The April 2013 edition of International Litigation News, the newsletter of the IBA’s Litigation Committee, has just come out yesterday (ahead of the Committe’s Annual Litigation Forum in Istanbul next week. If you are attending, let me know, it would be great to meet in person.) International Litigation News features contributions from five jurisdictions on litigation against credit rating agencies, namely in Australia, Italy, the United States, England and Germany.
The survey starts down under: Mike Hales and Emily Chappelow report that in Australia, a rating is “more than just an opinon”. In the Federal Court of Australia, Standard & Poor’s were found to be liable for its rating of a financial instrument. Extending to 993 pages, the Australian judgment appears to contain a wealth of information on the practice of ratings and the close collaboration between the rating agency and the issuer in designing the models on which the ratings were based.
Robert Schwinger and Michael Samalin review the position under US law, focusing on the First Amendment defence, which had for many years protected the rating agencies. Schwinger/Samalin argue that, “while the First Amendment has not changed, courts increasingly believe that rating agencies have.” The courts may not percieve them any longer as memers of the (financial) media. As a consequence, private credit ratings would not be regarded as not being matters of public concern. From this article, it appears that rating agencies are at risk of losing First Amendment protection for a certain class of cases.
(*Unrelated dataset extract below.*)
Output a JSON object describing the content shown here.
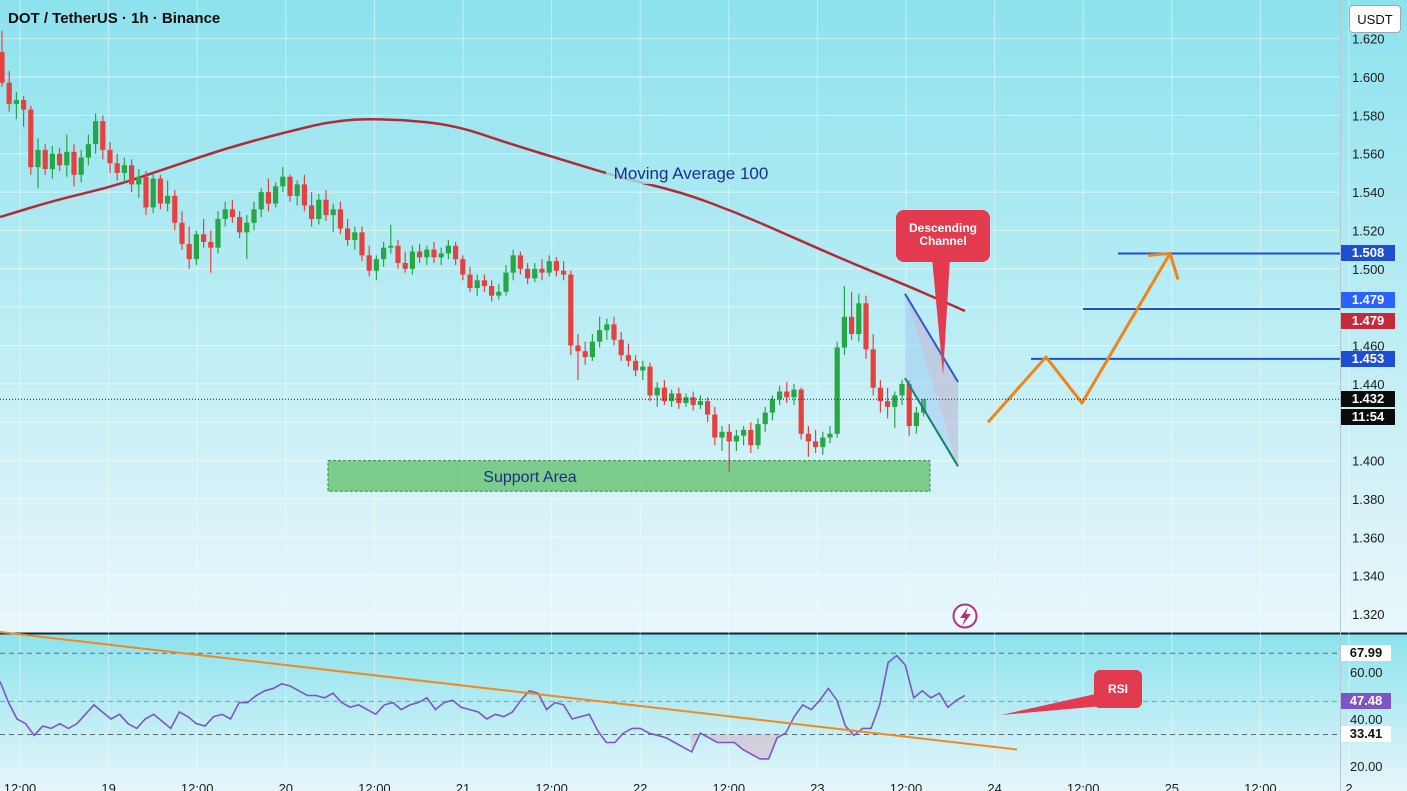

Fabrizo Grasso looks at the situation in Italy, where criminal investigations are pending against managers of Standard & Poor’s and Fitch. As part of these proceedings, retail investors, supported by the consumer association ADUSBEF, have brought claims for damages. Fabrizo Grasso reviews the various theories under which the rating agencies could be held liable. In his opinion, one possibility would be for the courts to find a “contract by social contact” (contratto da contatto sociale) between rating agencies and retail investors. On that basis, the investors’ reliance on the ratings could be legally protected.
Tim Strong/Caroline Scullion report from England that the risk of rating agencies being sucessfully sued remains remote in their jurisdiction, and that in London at least, they “will be able to slept relatively easily”. Strong/Scullion, however, also point to the impact the new European Union regulations may have on rating agency liability.
Finally, I did contribute a brief note of the German position: As reported before, the federal Supreme Court (Bundesgerichtshof) has sofar only ruled on the issue of jurisdiction and has held that Standard & Poor’s can indeed be sued in Frankfurt. However, I am not yet aware of a German judgment on the merits of a claim against Standard & Poor’s.
All in all, still early days in the jurisdictions covered – we will report as matters progress.